I'm in and out of art galleries often. I watch the production, display, and acclaim-seeking of a lot of camera-based art these days and I'll say that most of it is discovered rather than created.
Modern digital picture-making enables innumerable images to be captured without effortful thought, without technical skill, and without cost. A successful "artist" shoot (I've watched a few) may be no more challenging than gathering evocative materials, models, sets, props, and lights, and banging away at promising juxtapositions several thousand times in succession until fatigue or boredom sets in. The next step is to bring art into being. Somewhere in the winnowing and editing process quirky, weird, or striking images will be found. If not found then processed into existence. There is genuine art, major or minor, in recognising which images go over well in contemporary galleries.

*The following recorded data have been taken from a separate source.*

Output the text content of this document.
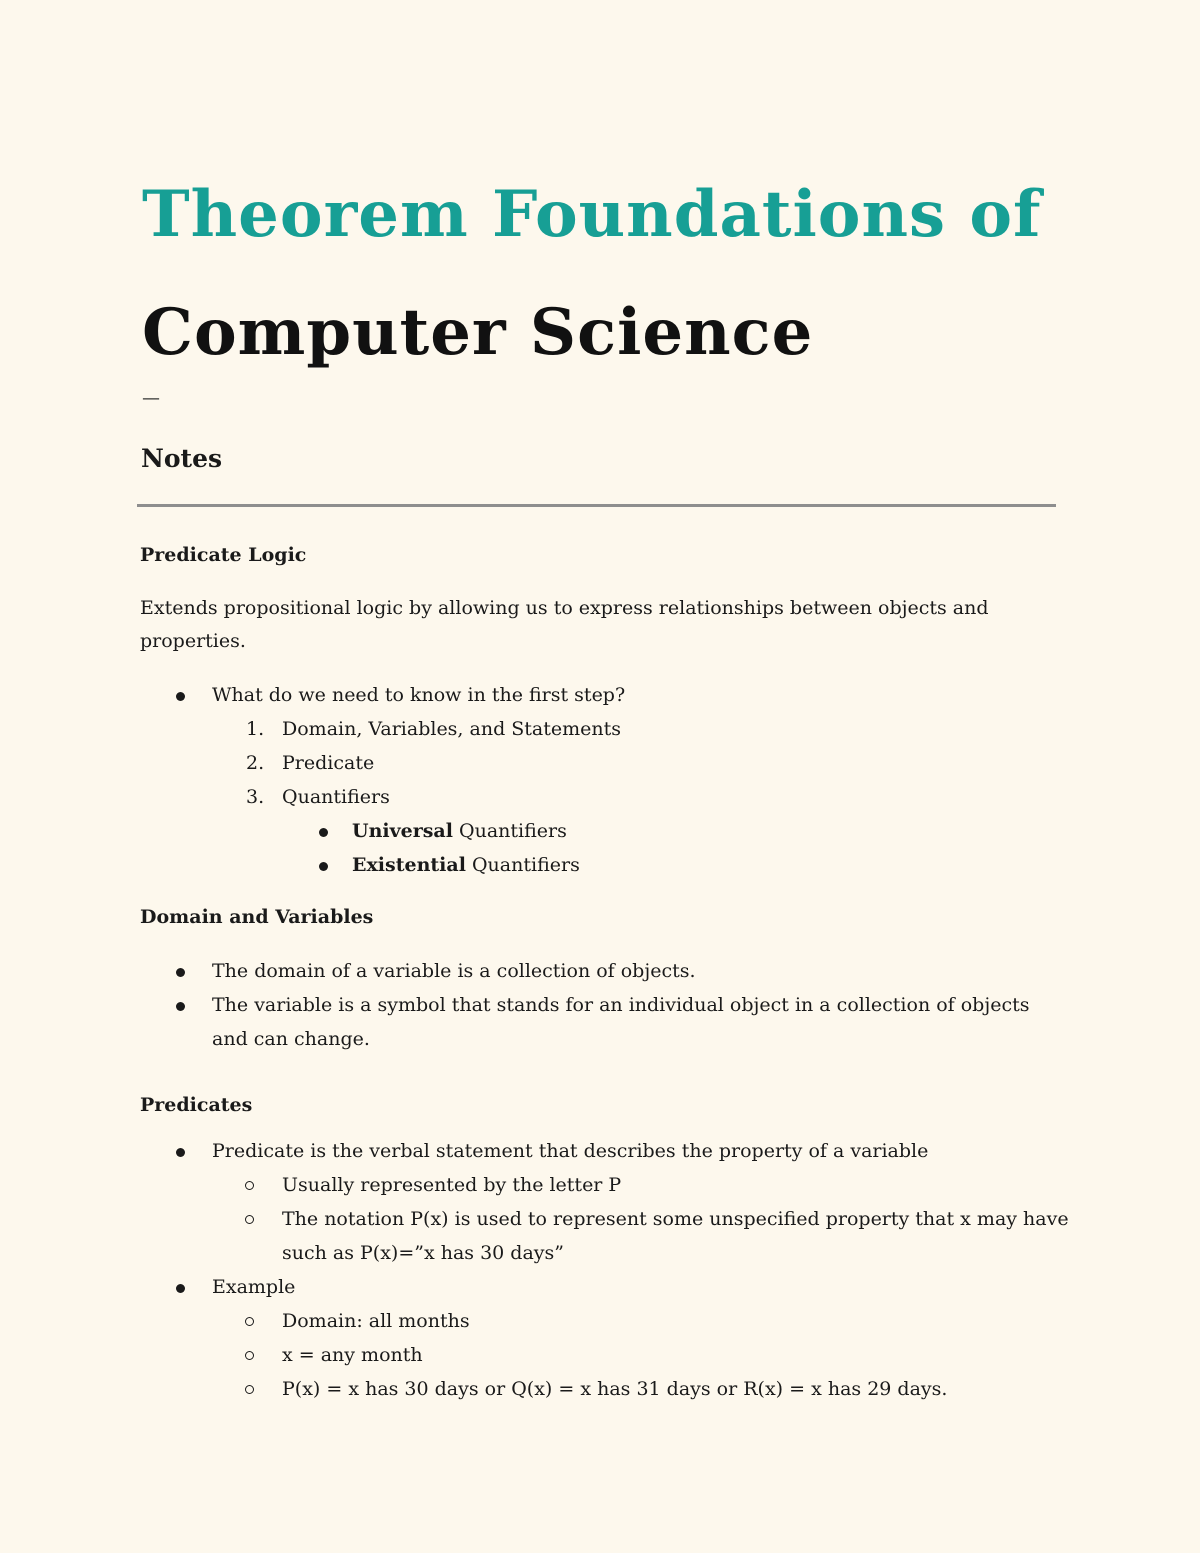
Theorem Foundations of
Computer Science
—
Notes

Predicate Logic

Extends propositional logic by allowing us to express relationships between objects and properties.

What do we need to know in the first step?
1. Domain, Variables, and Statements
2. Predicate
3. Quantifiers
Universal Quantifiers
Existential Quantifiers

Domain and Variables

The domain of a variable is a collection of objects.
The variable is a symbol that stands for an individual object in a collection of objects and can change.

Predicates

Predicate is the verbal statement that describes the property of a variable
Usually represented by the letter P
The notation P(x) is used to represent some unspecified property that x may have such as P(x)=”x has 30 days”
Example
Domain: all months
x = any month
P(x) = x has 30 days or Q(x) = x has 31 days or R(x) = x has 29 days.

Assuming an exhibition venue is already organised the next step is to call up one's funding and order production of very large versions of the selected images. Finally value has to be imbued into the art-work by a process called valorisation. Valorisation is achieved by discourse. And discourse is all the publicity, talk, critical acclaim, artist interviews, auctioneering, and conspicuous prices bid by millionaires that power the contemporary art cycle.
This is all very different to a traditional approach of making pictures out of light-sensitive materials. Light-sensitive materials are expensive, cannot be un-exposed and re-used, require refined technical knowledge, and impose extended effort in merely making lookable pictures to check one's progress.
If you have read this far you will know which side I am on. Classic APUG style photography, by way of contrast with the contemporary picture-making, is preservation of what fine photography has always been. It offers a rich experience for people who love rarity, singularity, fully realized handcraft, fine materials, archival durability, coherent scholarship, and interesting content. It remains worth looking at.